Controle: por meio de acessos, alçadas decisórias, duplas verificações, autorizações, aprovações e segregação de funções, a Auditoria pode sugerir e atuar na prevenção;

Monitoramento: é o momento em que se testa a efetividade dos controles de qualidade e a eficiência do acompanhamento contínuo e do registro (memória) dos eventos (backtesting), para que se tenha razoável confiança nos dados que embasem decisões voltadas à prevenção.

3. De que forma a organização deve planejar e operacionalizar essas Auditorias

da Qualidade e com base em que série de normas?

A Auditoria de Qualidade (AQ) deve ser uma função segregada da que atua voltada aos negócios, com autonomia e independência suficiente para que possa cumprir sua função sem comprometimento (princípio de Governança Corporativa). A organização deve direcionar a atuação da AQ com base em certificações de mercado, normalmente a NBR, cujo ISO de adeque à função da empresa, considerando que a ISO 9000 e ISO 10006 são os padrões em gestão de Qualidade.

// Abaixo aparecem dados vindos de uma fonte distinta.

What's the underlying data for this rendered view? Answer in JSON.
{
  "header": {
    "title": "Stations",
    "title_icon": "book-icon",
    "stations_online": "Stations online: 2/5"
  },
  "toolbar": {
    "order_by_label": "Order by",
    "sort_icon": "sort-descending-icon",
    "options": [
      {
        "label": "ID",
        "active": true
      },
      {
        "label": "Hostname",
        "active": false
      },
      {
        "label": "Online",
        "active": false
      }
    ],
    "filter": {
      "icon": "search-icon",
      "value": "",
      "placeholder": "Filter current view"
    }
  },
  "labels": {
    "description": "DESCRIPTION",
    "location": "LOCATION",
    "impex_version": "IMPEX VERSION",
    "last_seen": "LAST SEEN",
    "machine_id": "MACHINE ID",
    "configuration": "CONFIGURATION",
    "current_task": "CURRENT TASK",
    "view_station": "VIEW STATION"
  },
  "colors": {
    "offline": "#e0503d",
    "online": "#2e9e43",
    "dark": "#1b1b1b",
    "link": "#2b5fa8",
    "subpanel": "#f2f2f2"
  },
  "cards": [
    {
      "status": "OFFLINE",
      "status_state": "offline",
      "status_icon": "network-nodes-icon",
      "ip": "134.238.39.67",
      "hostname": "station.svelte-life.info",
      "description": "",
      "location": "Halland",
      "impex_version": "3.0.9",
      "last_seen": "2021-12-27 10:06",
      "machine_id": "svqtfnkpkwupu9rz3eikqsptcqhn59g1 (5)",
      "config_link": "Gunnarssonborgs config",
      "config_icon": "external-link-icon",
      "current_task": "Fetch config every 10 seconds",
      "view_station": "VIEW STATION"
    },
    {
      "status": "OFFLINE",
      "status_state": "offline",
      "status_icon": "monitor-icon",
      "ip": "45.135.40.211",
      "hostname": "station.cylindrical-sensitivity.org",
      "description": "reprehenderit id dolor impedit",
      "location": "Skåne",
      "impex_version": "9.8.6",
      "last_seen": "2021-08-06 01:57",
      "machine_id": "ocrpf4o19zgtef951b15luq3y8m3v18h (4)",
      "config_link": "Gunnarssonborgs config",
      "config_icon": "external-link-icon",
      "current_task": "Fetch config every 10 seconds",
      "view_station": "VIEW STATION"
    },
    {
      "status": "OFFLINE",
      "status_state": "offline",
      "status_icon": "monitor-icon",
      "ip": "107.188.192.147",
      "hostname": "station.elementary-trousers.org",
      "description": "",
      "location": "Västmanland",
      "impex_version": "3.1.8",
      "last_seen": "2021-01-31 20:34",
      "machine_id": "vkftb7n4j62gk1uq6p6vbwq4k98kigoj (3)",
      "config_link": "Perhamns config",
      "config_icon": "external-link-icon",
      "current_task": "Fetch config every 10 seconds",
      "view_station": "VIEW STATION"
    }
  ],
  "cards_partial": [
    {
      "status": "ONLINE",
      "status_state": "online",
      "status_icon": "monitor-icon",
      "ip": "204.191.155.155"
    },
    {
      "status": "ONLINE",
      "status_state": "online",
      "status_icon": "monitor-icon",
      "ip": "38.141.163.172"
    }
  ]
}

Além disso, a organização deve assegurar que a efetividade do sistema de qualidade seja um processo cíclico. Por sua vez, a AQ deve se valer de um ambiente de controle em tenha como premissas:

implantar e melhorar a comunicação de propósitos da empresa;

avaliar o comprometimento do funcionário com suas funções;

identificação, avaliação, sensoriamento e monitoramento de riscos;

identificação, avaliação e sugestões sobre os controle diretos (alçadas, acessos, segregamento de funções, etc);

identificação e sugestões sobre eventos que estejam impedindo a efetividade do sistema de qualidade;

identificação e sugestões sobre a capacitação dos funcionários e a disponibilização de informações para o desenvolvimento de suas funções, a fim de aperfeiçoar competências funcionais necessárias ao alcance da qualidade.